Social distancing in animals sheds light on its true efficiency

Animals deploy various cues to indicate the need for social distancing after identifying sick individuals, some rather complex.

Bee [Illustrative] (photo credit: INGIMAGE)
Bee [Illustrative]
(photo credit: INGIMAGE)
The coronavirus pandemic has affected everyone, with social distancing becoming the immediate response for containing the spread of the virus. Animals, it turns out, have similar distancing behavioral responses when faced with threats, such as contagious diseases, according to a study published on Wednesday in the Proceedings of the Royal Society B.
Humans are vulnerable to contagious diseases "because the reproductive rate of directly transmitted pathogens increases with the availability of hosts and their rate of contact," the study notes, and points to a common trait of humans and many animals alike - sociability.

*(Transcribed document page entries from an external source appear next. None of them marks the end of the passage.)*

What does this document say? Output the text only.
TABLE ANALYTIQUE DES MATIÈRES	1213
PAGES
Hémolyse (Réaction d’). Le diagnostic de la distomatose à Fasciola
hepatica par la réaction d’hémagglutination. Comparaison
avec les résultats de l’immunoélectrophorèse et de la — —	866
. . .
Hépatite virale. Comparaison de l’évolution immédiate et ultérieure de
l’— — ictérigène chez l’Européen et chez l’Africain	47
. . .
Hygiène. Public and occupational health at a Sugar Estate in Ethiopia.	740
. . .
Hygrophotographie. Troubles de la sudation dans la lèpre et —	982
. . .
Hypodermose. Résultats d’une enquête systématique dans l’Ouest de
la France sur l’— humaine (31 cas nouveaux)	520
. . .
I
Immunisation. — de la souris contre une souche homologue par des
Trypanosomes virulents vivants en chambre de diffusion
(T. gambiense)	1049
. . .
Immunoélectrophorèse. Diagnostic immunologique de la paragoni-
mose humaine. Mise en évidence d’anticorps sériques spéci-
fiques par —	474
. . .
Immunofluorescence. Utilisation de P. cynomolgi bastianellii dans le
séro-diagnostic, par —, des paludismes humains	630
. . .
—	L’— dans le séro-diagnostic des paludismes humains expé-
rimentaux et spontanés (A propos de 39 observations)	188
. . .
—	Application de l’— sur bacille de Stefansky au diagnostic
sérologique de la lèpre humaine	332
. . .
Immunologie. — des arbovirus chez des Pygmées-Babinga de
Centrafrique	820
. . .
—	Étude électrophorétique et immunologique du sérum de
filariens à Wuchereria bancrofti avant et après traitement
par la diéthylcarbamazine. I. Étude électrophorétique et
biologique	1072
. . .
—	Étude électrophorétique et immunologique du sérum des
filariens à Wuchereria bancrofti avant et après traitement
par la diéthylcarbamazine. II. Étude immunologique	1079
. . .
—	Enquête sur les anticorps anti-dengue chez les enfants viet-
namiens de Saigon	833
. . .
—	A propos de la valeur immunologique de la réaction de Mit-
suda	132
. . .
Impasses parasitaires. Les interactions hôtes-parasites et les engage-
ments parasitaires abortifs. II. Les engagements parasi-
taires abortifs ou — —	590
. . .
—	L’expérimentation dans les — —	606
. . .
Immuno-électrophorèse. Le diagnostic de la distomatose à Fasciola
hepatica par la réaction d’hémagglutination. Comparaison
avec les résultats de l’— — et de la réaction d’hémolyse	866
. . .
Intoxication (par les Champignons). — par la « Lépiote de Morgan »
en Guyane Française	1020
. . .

As beneficial as it may be from an evolutionary perspective, high density interactions makes all social animals particularly vulnerable to the threats posed by emerging infectious diseases.
Animals deploy various cues to indicate the need for social distancing after identifying sick individuals, some rather complex. The Caribbean spiny lobster for example has evolved to detect a chemical cue in the urine of infected lobsters that lets them avoid areas occupied by sick lobsters.

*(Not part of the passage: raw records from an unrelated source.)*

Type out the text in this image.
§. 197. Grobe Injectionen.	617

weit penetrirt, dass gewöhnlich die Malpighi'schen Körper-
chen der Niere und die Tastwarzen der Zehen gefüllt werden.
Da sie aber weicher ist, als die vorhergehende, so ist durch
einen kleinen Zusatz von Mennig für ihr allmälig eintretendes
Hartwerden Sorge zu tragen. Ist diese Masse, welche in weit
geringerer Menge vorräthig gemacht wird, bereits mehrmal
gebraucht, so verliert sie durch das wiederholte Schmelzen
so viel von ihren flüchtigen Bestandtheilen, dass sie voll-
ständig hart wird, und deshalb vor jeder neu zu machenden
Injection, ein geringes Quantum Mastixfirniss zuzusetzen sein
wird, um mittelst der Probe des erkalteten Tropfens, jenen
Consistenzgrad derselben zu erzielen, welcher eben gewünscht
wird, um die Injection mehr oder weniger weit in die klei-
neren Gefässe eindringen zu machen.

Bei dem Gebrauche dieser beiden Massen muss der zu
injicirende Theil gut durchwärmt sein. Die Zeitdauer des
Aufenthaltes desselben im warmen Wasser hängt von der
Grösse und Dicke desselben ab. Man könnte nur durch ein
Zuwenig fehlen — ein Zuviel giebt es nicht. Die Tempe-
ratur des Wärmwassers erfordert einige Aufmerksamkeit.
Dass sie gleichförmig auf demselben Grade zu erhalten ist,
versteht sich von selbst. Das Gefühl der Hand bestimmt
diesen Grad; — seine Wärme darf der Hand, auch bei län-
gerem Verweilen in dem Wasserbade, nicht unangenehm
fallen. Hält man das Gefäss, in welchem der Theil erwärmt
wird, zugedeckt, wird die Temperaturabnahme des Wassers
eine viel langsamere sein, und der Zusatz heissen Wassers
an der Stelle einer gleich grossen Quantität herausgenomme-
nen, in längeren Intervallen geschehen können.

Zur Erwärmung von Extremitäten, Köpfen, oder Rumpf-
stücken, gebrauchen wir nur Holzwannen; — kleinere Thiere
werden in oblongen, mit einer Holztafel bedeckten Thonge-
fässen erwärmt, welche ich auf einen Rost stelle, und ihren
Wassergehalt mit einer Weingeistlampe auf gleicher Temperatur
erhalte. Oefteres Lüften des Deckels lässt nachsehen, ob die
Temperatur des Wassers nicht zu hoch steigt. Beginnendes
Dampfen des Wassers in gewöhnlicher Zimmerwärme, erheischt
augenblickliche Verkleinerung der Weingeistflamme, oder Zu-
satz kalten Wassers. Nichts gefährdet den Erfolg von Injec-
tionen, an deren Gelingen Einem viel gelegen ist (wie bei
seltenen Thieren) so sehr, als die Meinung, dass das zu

And while humans mostly rely on self-quarantine in order to keep a safe distance, other animals go to greater lengths.
"For the spiny lobsters, their social behavior is being packed together in dens, which provide them with a lot of protection. For them, social distancing means abandoning that den, which is quite a dangerous prospect for them," Dana Hawley, one of the study's authors, told Science Magazine.

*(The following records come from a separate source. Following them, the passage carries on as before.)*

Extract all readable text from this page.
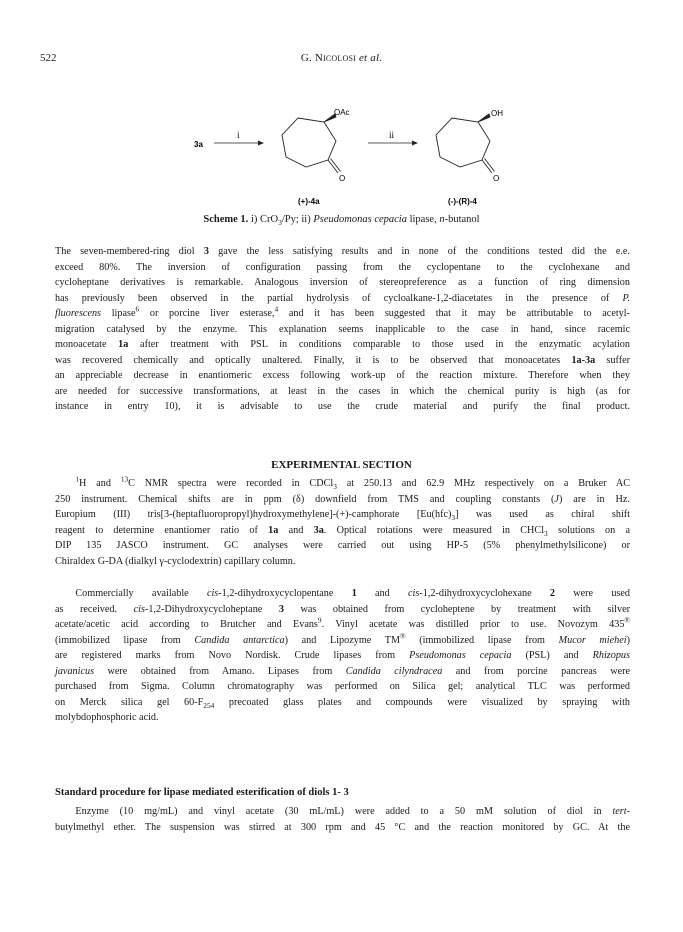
522	G. Nicolosi et al.
3a
i
OAc
O
ii
OH
O
(+)-4a	(-)-(R)-4
Scheme 1. i) CrO$_3$/Py; ii) Pseudomonas cepacia lipase, n-butanol
The seven-membered-ring diol 3 gave the less satisfying results and in none of the conditions tested did the e.e.
exceed 80%. The inversion of configuration passing from the cyclopentane to the cyclohexane and
cycloheptane derivatives is remarkable. Analogous inversion of stereopreference as a function of ring dimension
has previously been observed in the partial hydrolysis of cycloalkane-1,2-diacetates in the presence of P.
fluorescens lipase$^6$ or porcine liver esterase,$^4$ and it has been suggested that it may be attributable to acetyl-
migration catalysed by the enzyme. This explanation seems inapplicable to the case in hand, since racemic
monoacetate 1a after treatment with PSL in conditions comparable to those used in the enzymatic acylation
was recovered chemically and optically unaltered. Finally, it is to be observed that monoacetates 1a-3a suffer
an appreciable decrease in enantiomeric excess following work-up of the reaction mixture. Therefore when they
are needed for successive transformations, at least in the cases in which the chemical purity is high (as for
instance in entry 10), it is advisable to use the crude material and purify the final product.
EXPERIMENTAL SECTION
  $^1$H and $^{13}$C NMR spectra were recorded in CDCl$_3$ at 250.13 and 62.9 MHz respectively on a Bruker AC
250 instrument. Chemical shifts are in ppm (δ) downfield from TMS and coupling constants (J) are in Hz.
Europium (III) tris[3-(heptafluoropropyl)hydroxymethylene]-(+)-camphorate $[Eu(hfc)_3]$ was used as chiral shift
reagent to determine enantiomer ratio of 1a and 3a. Optical rotations were measured in CHCl$_3$ solutions on a
DIP 135 JASCO instrument. GC analyses were carried out using HP-5 (5% phenylmethylsilicone) or
Chiraldex G-DA (dialkyl γ-cyclodextrin) capillary column.
  Commercially available cis-1,2-dihydroxycyclopentane 1 and cis-1,2-dihydroxycyclohexane 2 were used
as received. cis-1,2-Dihydroxycycloheptane 3 was obtained from cycloheptene by treatment with silver
acetate/acetic acid according to Brutcher and Evans$^9$. Vinyl acetate was distilled prior to use. Novozym 435®
(immobilized lipase from Candida antarctica) and Lipozyme TM® (immobilized lipase from Mucor miehei)
are registered marks from Novo Nordisk. Crude lipases from Pseudomonas cepacia (PSL) and Rhizopus
javanicus were obtained from Amano. Lipases from Candida cilyndracea and from porcine pancreas were
purchased from Sigma. Column chromatography was performed on Silica gel; analytical TLC was performed
on Merck silica gel $60-F_{254}$ precoated glass plates and compounds were visualized by spraying with
molybdophosphoric acid.
Standard procedure for lipase mediated esterification of diols 1- 3
  Enzyme (10 mg/mL) and vinyl acetate (30 mL/mL) were added to a 50 mM solution of diol in tert-
butylmethyl ether. The suspension was stirred at 300 rpm and 45 °C and the reaction monitored by GC. At the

Other animals, mostly social insects like ants and bees, do actually deploy a form of self-quarantining, with infected individuals voluntarily choosing to leave the colony and die elsewhere.
"In these types of insect colonies, individuals are highly related to one another—more so than in human family groups. So, it can be to the benefit of an individual to sacrifice itself to protect its larger family," Hawley told Science Magazine.
Social distancing manifested itself in different organisms long before the coronavirus pandemic or older outbreaks like the Ebola and H1N1 became a growing concern. This fact may point at the efficiency and importance of social distancing in protecting social animals when facing disease.